Title: A Bayesian spatio-temporal model for map reconstruction of remote sensing observations and forest inventory prediction
Authors: Md Kamrul Hasan Khan - University of Arkansas (United States) [presenting]
Barry T Wilson - US Forest Service (United States)
Avishek Chakraborty - University of Arkansas (United States)
Giovanni Petris - University of Arkansas (United States)

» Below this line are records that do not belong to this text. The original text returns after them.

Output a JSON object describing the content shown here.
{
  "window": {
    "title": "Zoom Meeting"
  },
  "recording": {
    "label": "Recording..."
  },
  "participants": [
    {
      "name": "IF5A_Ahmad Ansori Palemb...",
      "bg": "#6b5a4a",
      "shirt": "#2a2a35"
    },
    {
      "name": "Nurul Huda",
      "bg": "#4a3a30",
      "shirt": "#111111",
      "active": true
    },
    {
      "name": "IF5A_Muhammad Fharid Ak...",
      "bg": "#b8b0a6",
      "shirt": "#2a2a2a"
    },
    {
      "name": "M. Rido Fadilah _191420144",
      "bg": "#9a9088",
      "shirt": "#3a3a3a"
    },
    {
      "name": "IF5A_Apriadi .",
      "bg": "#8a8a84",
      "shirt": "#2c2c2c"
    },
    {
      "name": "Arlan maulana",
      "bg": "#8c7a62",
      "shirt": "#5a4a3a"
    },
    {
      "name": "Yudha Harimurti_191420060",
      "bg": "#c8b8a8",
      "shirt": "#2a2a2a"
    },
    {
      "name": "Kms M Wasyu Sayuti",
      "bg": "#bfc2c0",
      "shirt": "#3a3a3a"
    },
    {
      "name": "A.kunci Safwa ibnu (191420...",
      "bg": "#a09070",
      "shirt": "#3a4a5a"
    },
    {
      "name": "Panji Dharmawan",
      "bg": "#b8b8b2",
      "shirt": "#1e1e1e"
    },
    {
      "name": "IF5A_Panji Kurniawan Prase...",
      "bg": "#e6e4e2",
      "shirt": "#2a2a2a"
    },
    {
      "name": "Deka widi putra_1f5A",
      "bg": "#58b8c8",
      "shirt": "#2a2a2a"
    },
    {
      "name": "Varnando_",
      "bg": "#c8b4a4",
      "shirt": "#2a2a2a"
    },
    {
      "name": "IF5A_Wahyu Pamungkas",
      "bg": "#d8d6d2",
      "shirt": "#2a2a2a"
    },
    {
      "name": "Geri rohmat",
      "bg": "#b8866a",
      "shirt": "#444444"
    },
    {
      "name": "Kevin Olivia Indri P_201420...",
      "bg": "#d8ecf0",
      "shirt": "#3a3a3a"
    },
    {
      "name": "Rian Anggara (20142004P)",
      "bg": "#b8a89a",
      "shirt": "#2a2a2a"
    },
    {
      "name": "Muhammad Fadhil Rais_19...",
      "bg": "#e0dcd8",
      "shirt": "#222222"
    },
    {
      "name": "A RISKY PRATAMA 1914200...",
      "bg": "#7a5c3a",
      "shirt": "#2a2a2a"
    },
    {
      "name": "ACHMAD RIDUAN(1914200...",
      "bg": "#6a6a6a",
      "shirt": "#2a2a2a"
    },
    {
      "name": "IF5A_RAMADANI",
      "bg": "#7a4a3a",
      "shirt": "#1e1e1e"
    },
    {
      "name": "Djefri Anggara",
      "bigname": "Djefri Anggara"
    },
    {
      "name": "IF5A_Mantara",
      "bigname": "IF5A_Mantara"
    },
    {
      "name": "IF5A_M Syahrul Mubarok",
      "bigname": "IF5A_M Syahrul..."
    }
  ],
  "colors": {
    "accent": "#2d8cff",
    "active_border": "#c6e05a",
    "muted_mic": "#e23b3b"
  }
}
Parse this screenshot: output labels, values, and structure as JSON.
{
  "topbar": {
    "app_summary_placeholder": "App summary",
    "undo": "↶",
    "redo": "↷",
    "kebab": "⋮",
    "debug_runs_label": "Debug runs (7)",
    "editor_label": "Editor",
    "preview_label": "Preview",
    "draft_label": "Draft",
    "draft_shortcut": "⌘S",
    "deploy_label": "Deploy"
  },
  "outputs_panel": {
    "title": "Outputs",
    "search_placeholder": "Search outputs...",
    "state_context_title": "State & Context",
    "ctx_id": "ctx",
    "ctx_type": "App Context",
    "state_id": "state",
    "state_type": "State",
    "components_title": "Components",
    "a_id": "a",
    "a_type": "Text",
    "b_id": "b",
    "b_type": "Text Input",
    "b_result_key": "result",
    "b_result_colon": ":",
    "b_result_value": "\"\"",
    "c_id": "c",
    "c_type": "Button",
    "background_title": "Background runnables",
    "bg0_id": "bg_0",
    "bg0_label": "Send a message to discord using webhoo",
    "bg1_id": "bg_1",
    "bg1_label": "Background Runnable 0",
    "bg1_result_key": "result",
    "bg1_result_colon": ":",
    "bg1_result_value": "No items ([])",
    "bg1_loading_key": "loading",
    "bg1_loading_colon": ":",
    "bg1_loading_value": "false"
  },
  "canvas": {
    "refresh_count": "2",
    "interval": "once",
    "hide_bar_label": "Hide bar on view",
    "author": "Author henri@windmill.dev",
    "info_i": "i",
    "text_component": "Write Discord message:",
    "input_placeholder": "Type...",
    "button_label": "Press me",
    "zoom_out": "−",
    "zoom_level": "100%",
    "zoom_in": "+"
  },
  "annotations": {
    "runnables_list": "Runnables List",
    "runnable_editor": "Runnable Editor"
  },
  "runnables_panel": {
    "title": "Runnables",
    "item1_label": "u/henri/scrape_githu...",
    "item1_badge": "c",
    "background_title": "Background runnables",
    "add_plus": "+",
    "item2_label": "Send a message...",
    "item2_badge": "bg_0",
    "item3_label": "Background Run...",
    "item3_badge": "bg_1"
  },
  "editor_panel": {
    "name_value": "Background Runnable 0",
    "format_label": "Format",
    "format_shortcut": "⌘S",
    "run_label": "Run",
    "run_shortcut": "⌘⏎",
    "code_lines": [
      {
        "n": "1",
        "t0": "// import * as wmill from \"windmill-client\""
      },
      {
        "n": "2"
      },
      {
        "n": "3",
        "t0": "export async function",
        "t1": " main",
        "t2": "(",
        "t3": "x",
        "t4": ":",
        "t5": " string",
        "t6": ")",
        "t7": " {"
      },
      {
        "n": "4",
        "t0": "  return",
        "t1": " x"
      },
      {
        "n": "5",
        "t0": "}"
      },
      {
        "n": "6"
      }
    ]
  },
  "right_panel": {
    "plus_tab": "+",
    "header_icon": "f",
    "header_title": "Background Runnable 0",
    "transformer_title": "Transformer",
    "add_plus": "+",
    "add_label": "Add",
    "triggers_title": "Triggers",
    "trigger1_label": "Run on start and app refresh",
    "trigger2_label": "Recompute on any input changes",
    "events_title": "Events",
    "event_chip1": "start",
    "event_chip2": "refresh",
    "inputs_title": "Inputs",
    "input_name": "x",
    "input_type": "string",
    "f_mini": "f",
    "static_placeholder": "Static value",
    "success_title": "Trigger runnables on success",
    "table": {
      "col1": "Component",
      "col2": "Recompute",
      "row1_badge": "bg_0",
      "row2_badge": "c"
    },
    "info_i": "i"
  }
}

Abstract: The USDA Forest Service aims to use satellite imagery for monitoring and predicting change in forest-conditions over the time across large geographic regions within the country. The auxiliary data collected from these imageries, such as brightness, greenness and wetness, are relatively dense in space and time and can be used to efficiently predict how the forest inventory map changes over time. However, it contains a huge proportion of missing values at every location due to practical limitations. Therefore, we develop a spatio-temporal model to reconstruct these missing values from posterior predictive distributions. The model consists of a temporal fixed effect based on periodic patterns and a spatio-temporal random effect based on conditional autoregressive (CAR) prior. To allow for presence of change points in the landscape (that should prevent spatial smoothing), we modify the neighborhood structure using binary boundary parameters with a Markov prior over time. Once we obtain full spatio-temporal map, we use it to model the presence/absence of forest and the amount of basal area across the region. These models are formulated using functional regression and elastic net regularization is performed to identify important auxiliary variables.